MEXICO CITY (Reuters) - The chief executive of Mexican retailer Walmex on Thursday said the store could continue to grow its store footprint in Latin America's No. 2 economy, after 2023 marked its fastest year for adding new stores in a decade.
The Walmart unit said in an earnings call it had opened 162 new stores across Mexico and Central America last year, including 101 in the last three months of the year.
Through 2024, Chief Executive Guilherme Loureiro said the company would focus on improving public perception of their prices.
Loureiro said that while the company's hypermarkets were doing well and should continue to improve this year, its smaller Walmart Express stores had suffered from "a sequence of bad decisions."
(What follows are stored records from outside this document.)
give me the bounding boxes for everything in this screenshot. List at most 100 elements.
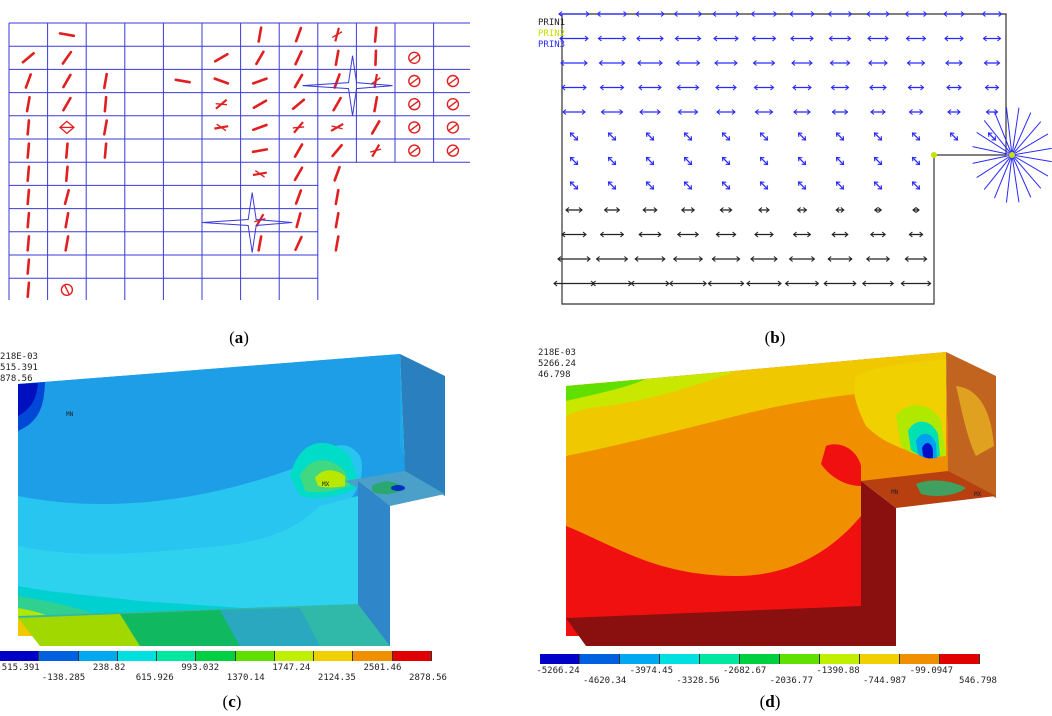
crack-stroke [252, 77, 268, 85]
arrow-head-left [906, 60, 911, 66]
panel-d-contour-plot: MN MX 218E-03 5266.24 46.798 -5266.24 -46… [536, 346, 1052, 686]
arrow-shaft [950, 132, 958, 141]
crack-mark [252, 169, 267, 178]
arrow-head-right [885, 11, 890, 17]
arrow-head-right [661, 256, 666, 262]
crack-mark [213, 52, 229, 63]
crack-stroke [334, 235, 340, 252]
crack-mark [214, 123, 229, 132]
colorbar-tick-label: -5266.24 [536, 666, 580, 676]
arrow-head-right [736, 256, 741, 262]
arrow-head-right [889, 280, 895, 287]
stress-arrow [713, 35, 739, 42]
stress-arrow [635, 11, 665, 17]
stress-arrow [715, 231, 737, 238]
arrow-head-left [713, 35, 718, 42]
arrow-head-right [852, 280, 857, 287]
crack-mark [26, 188, 31, 206]
arrow-head-left [714, 60, 719, 66]
stress-arrow [869, 231, 887, 238]
crack-ring [408, 74, 421, 88]
fan-line [1011, 154, 1049, 177]
arrow-head-right [877, 136, 883, 141]
arrow-head-left [904, 11, 909, 17]
arrow-head-left [835, 207, 840, 213]
arrow-head-right [687, 185, 693, 190]
crack-stroke [409, 123, 419, 131]
arrow-head-right [996, 60, 1001, 66]
stress-arrow [752, 60, 776, 66]
stress-arrow [721, 156, 731, 166]
arrow-head-right [658, 60, 663, 66]
arrow-head-right [620, 231, 625, 238]
crack-mark [64, 142, 69, 159]
arrow-head-right [815, 280, 820, 287]
arrow-head-right [763, 185, 769, 190]
arrow-head-left [869, 231, 875, 238]
crack-stroke [62, 73, 72, 89]
crack-stroke [294, 235, 303, 252]
arrow-head-right [809, 35, 814, 42]
arrow-shaft [912, 132, 920, 141]
arrow-head-left [949, 132, 955, 137]
stress-arrow [645, 156, 655, 166]
crack-stroke [103, 142, 108, 159]
arrow-head-right [611, 160, 617, 166]
crack-mark [26, 258, 31, 275]
stress-arrow [759, 132, 769, 141]
arrow-head-right [696, 60, 701, 66]
crack-ring [408, 144, 421, 157]
stress-arrow [680, 207, 696, 213]
colorbar-swatch [660, 654, 700, 664]
stress-arrow [797, 156, 807, 166]
stress-arrow [683, 132, 693, 141]
colorbar-swatch [314, 651, 354, 661]
panel-c-header: 218E-03 515.391 878.56 [0, 352, 38, 385]
stress-arrow [835, 181, 845, 190]
crack-stroke [448, 77, 458, 85]
arrow-head-right [959, 35, 964, 42]
arrow-head-left [721, 156, 727, 162]
arrow-head-right [687, 136, 693, 141]
crack-stroke [64, 285, 70, 295]
stress-arrow [868, 60, 888, 66]
crack-mark [252, 77, 268, 85]
arrow-head-right [772, 35, 777, 42]
crack-mark [295, 212, 302, 229]
stress-arrow [790, 35, 814, 42]
arrow-head-left [911, 181, 917, 186]
arrow-head-right [846, 60, 851, 66]
legend-prin3: PRIN3 [538, 40, 566, 50]
arrow-head-right [763, 136, 769, 141]
panel-c-contour-plot: MN MX 218E-03 515.391 878.56 -515.391 -13… [0, 346, 447, 686]
arrow-head-right [991, 136, 997, 141]
crack-stroke [448, 123, 458, 131]
crack-stroke [64, 212, 70, 229]
stress-arrow [634, 256, 666, 262]
stress-arrow [714, 60, 738, 66]
crack-stroke [409, 77, 419, 85]
crack-stroke [409, 147, 419, 155]
crack-stroke [62, 96, 72, 112]
colorbar-swatch [940, 654, 980, 664]
panel-c-header-line-1: 218E-03 [0, 352, 38, 362]
arrow-shaft [836, 181, 844, 190]
arrow-head-right [877, 207, 883, 213]
arrow-head-right [801, 185, 807, 190]
crack-mark [291, 98, 306, 110]
arrow-head-left [683, 181, 689, 186]
arrow-head-right [665, 280, 670, 287]
crack-mark [58, 32, 76, 38]
stress-arrow [797, 181, 807, 190]
stress-arrow [754, 231, 774, 238]
arrow-shaft [798, 132, 806, 141]
arrow-head-right [885, 256, 891, 262]
stress-arrow [559, 35, 589, 42]
arrow-shaft [570, 132, 578, 141]
panel-d-mx-label: MX [974, 491, 982, 498]
arrow-head-left [908, 109, 913, 115]
arrow-shaft [722, 157, 730, 165]
arrow-head-left [750, 256, 755, 262]
arrow-head-right [619, 109, 624, 115]
arrow-head-right [995, 84, 1000, 91]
"We could write a book about everything to do wrong," Loureiro said, pointing to mistakes in how the group tried to position the brand between premium and low-cost rivals, saying the group had been slow to fix customer complaints.
"Now we have an opportunity and the actions we take should be accretive to our results this year," he said. "It's important to expand but also to maintain our fleet in good shape."
The call came a day after Walmex posted a fourth-quarter profit that edged up just over 1%, as it grew market share in the fruit and vegetables sector but was hit by rehabilitation costs after the deadly Hurricane Otis, which struck Mexican resort town Acapulco, and political protests in Guatemala.
Loureiro said the firm had also seen a slowdown in sales of its non-consumable merchandise, which includes clothes and electronics, as more buyers turned from brick-and-mortar stores to online options.